Again, today's sentiment represents an improvement from the height of Americans' concern in April amid the unprecedented shutdown of much of the U.S. economy, but it is still a reversal of the positive outlook Gallup found earlier in the year.
Line graph. Monthly trend since January 2019 in Americans' views of whether the economy is getting better or getting worse. After the majority held the positive view during much of 2019, rising to 61% in February 2020, the percentage plunged to 22% in April. It has since improved to 40% in November.
Coronavirus Remains Top Problem, While Economy Ties for Fourth
Despite Americans' doubts about the current and future economic climate, relatively few (6%) name the economy per se when asked what they consider the most important issue facing the nation; just 10% altogether name one of several economic issues, including unemployment.
This has been the pattern throughout the pandemic, as the coronavirus itself has garnered top mentions, along with concerns about government leadership. The coronavirus currently leads with 28% of all mentions, similar to the 25% to 30% seen in September and October. Mentions of government leadership (encompassing criticism of Trump, the Democrats in Congress, and partisan gridlock generally) total 22% in the current poll, consistent with the level seen most of this year.
Race relations spiked as a concern in late May/early June after public outcry over the death of George Floyd, and, at 10%, remains higher today than it was before that incident of an unarmed black man being killed during an encounter with police.
The economy and "unifying the country" round out the top five ranked problems, each cited by 6%.
|Sep 30-Oct 15||30||23||10||9||5|
|Aug 31-Sep 13||25||25||13||5||6|
|Jul 30-Aug 12||35||22||10||7||4|
|May 28-Jun 4||20||21||19||8||4|
|* Less than 0.5%|
Republicans (9%) and independents (7%) are a bit more likely than Democrats (3%) to identify the economy as the top problem, but bigger differences are seen with respect to naming the coronavirus and government.
Nearly half of Democrats (45%) cite the coronavirus as the nation's most important problem, compared with 27% of independents and 14% of Republicans.

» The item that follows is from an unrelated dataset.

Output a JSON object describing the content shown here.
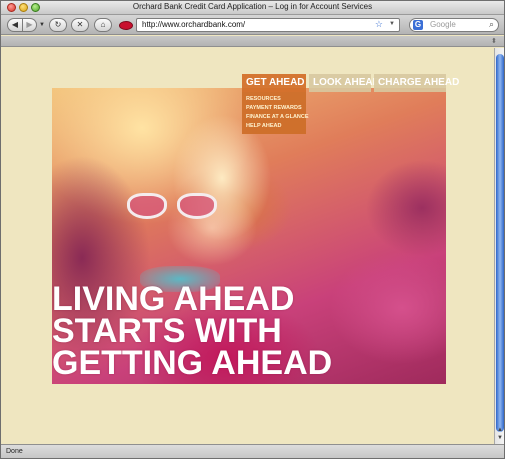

Republicans (28%) are more likely than Democrats (18%) to name government as the top problem.
Americans' views of the U.S. economy continue to become less negative, as much of the economy has reopened after this spring's shutdowns and the employment situation gradually improves. Yet, this is more at the margins of opinion than overall, because the majority still call the economy "poor" or "only fair," rather than "excellent" or even "good." Further, with no economic stimulus plan in the works at the time of the poll and widespread distribution of a COVID-19 vaccine still months away, the majority continue to believe economic conditions are worsening rather than improving.